Der Wert der Kooperation
Erstaunlicherweise hat sich bei der vergleichenden Untersuchungen mit Menschenaffen herausgestellt, dass die beiden letzteren Arten von Motiven nur beim Menschen vorkommen. Schimpansen verstehen zwar, dass andere Primaten (darunter auch Menschen), Ziele haben und die Welt wahrnehmen. Sie verfügen also über ein Verständnis individueller Intentionalität. Es fehlt ihnen jedoch völlig an einem Verständnis kollektiver oder geteilter Intentionalität, die bei allen gemeinsamen Handlungen mit gemeinsamen Zielen vorkommt und von Kleinkindern schon mit etwa einem Jahr verstanden wird. Die beiden Motive des Informierens und Teilens sind im Unterschied zum Motiv des Aufforderns kooperative Motive, bei denen man entweder etwas zugunsten von jemand anderem tun will (nämlich ihn informieren) oder sich so verhalten will, wie die anderen es tun.

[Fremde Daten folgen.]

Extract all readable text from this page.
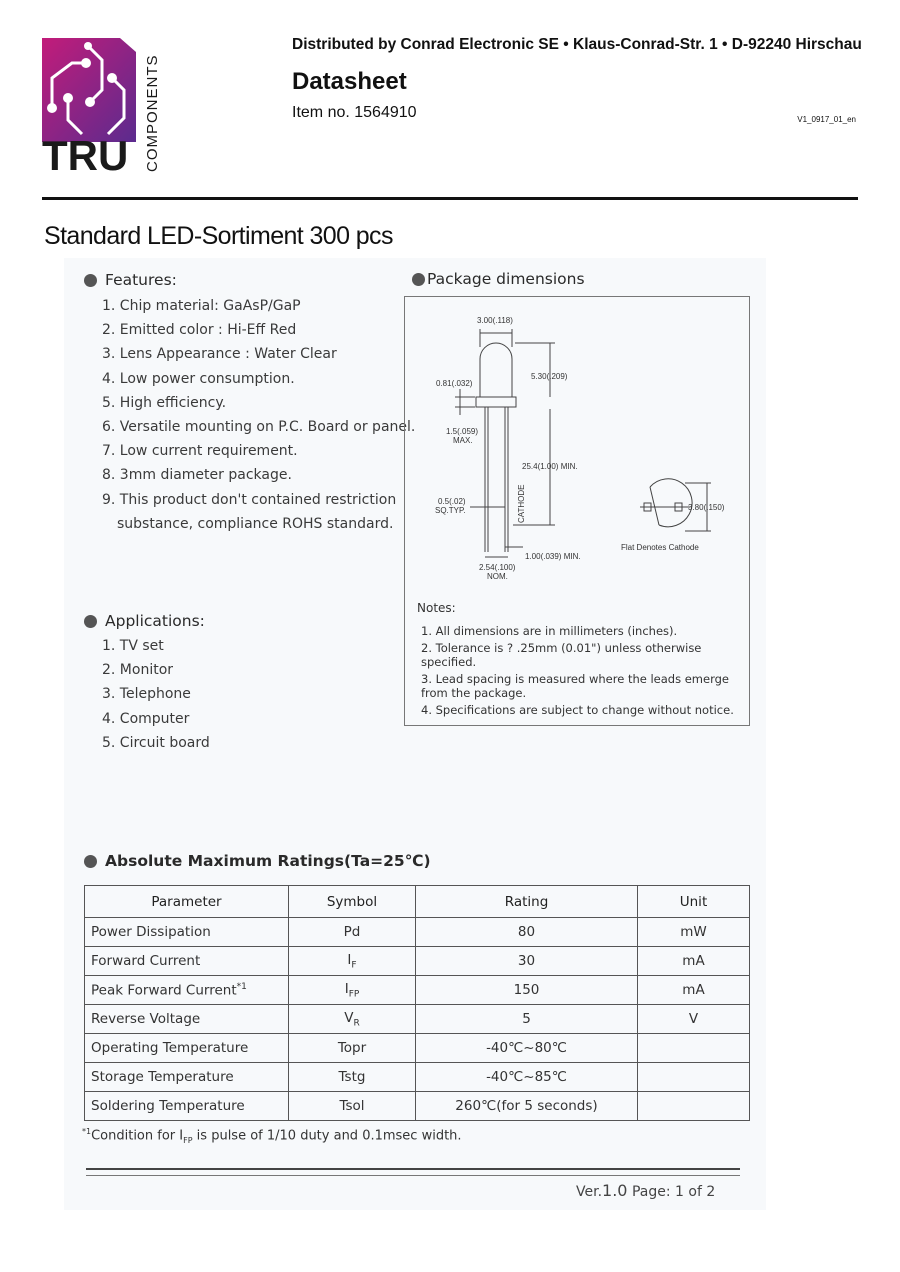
TRU COMPONENTS
Distributed by Conrad Electronic SE • Klaus-Conrad-Str. 1 • D-92240 Hirschau
Datasheet
Item no. 1564910	V1_0917_01_en
Standard LED-Sortiment 300 pcs
Features:
1. Chip material: GaAsP/GaP
2. Emitted color : Hi-Eff Red
3. Lens Appearance : Water Clear
4. Low power consumption.
5. High efficiency.
6. Versatile mounting on P.C. Board or panel.
7. Low current requirement.
8. 3mm diameter package.
9. This product don't contained restriction
substance, compliance ROHS standard.
Applications:
1. TV set
2. Monitor
3. Telephone
4. Computer
5. Circuit board
Package dimensions
3.00(.118)
5.30(.209)
0.81(.032)
1.5(.059)
MAX.
25.4(1.00) MIN.
CATHODE
0.5(.02)
SQ.TYP.
1.00(.039) MIN.
2.54(.100)
NOM.
3.80(.150)
Flat Denotes Cathode
Notes:
1. All dimensions are in millimeters (inches).
2. Tolerance is ? .25mm (0.01") unless otherwise specified.
3. Lead spacing is measured where the leads emerge from the package.
4. Specifications are subject to change without notice.
Absolute Maximum Ratings(Ta=25℃)
Parameter	Symbol	Rating	Unit
Power Dissipation	Pd	80	mW
Forward Current	$I_F$	30	mA
Peak Forward Current$^{*1}$	$I_{FP}$	150	mA
Reverse Voltage	$V_R$	5	V
Operating Temperature	Topr	-40℃~80℃	
Storage Temperature	Tstg	-40℃~85℃	
Soldering Temperature	Tsol	260℃(for 5 seconds)	
$^{*1}$Condition for $I_{FP}$ is pulse of 1/10 duty and 0.1msec width.
Ver.1.0 Page: 1 of 2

Eine grundlegende Frage ist nun, wie sich diese Kooperationsmotive entwickelt haben. Tatsächlich appellieren ja auch Aufforderungen an ein Kooperationsmotiv, nämlich der Aufforderung Folge zu leisten. Tomasello nimmt an, dass sich das Kooperationsmotiv von Aufforderungen gerade in solchen Kontexten herausgebildet hat, in denen die Kooperation sowohl dem Auffordernden als auch dem Folge Leistenden einen Vorteil verschafft hat, zum Beispiel bei der gemeinsamen Jagd.
Die Entstehung des Informationsmotivs erklärt Tomasello hingegen aus direkter und indirekter Reziprozität. Direkte Reziprozität bedeutet, dass diejenigen Personen, die man über etwas informiert, einen selbst später auch wieder über etwas informieren, das man nützlich findet. Indirekte Reziprozität besteht darin, dass man bei anderen, die nicht unmittelbar von der Kooperation profitieren, den Ruf eines hilfsbereiten Menschen erwerben kann, welcher wieder Vorteile für einen selbst mit sich bringt. Schließlich soll sich das dritte Motiv des Teilens von Gefühlen und Einstellungen durch kulturelle Gruppenselektion entwickelt haben: Gruppen, die die Konformität innerhalb der Gruppe und ihre Verschiedenheit gegenüber anderen Gruppen erhöhten, seien erfolgreicher als Gruppen, die das nicht täten, und das Teilen von Gefühlen und Einstellungen diene genau diesem Zweck.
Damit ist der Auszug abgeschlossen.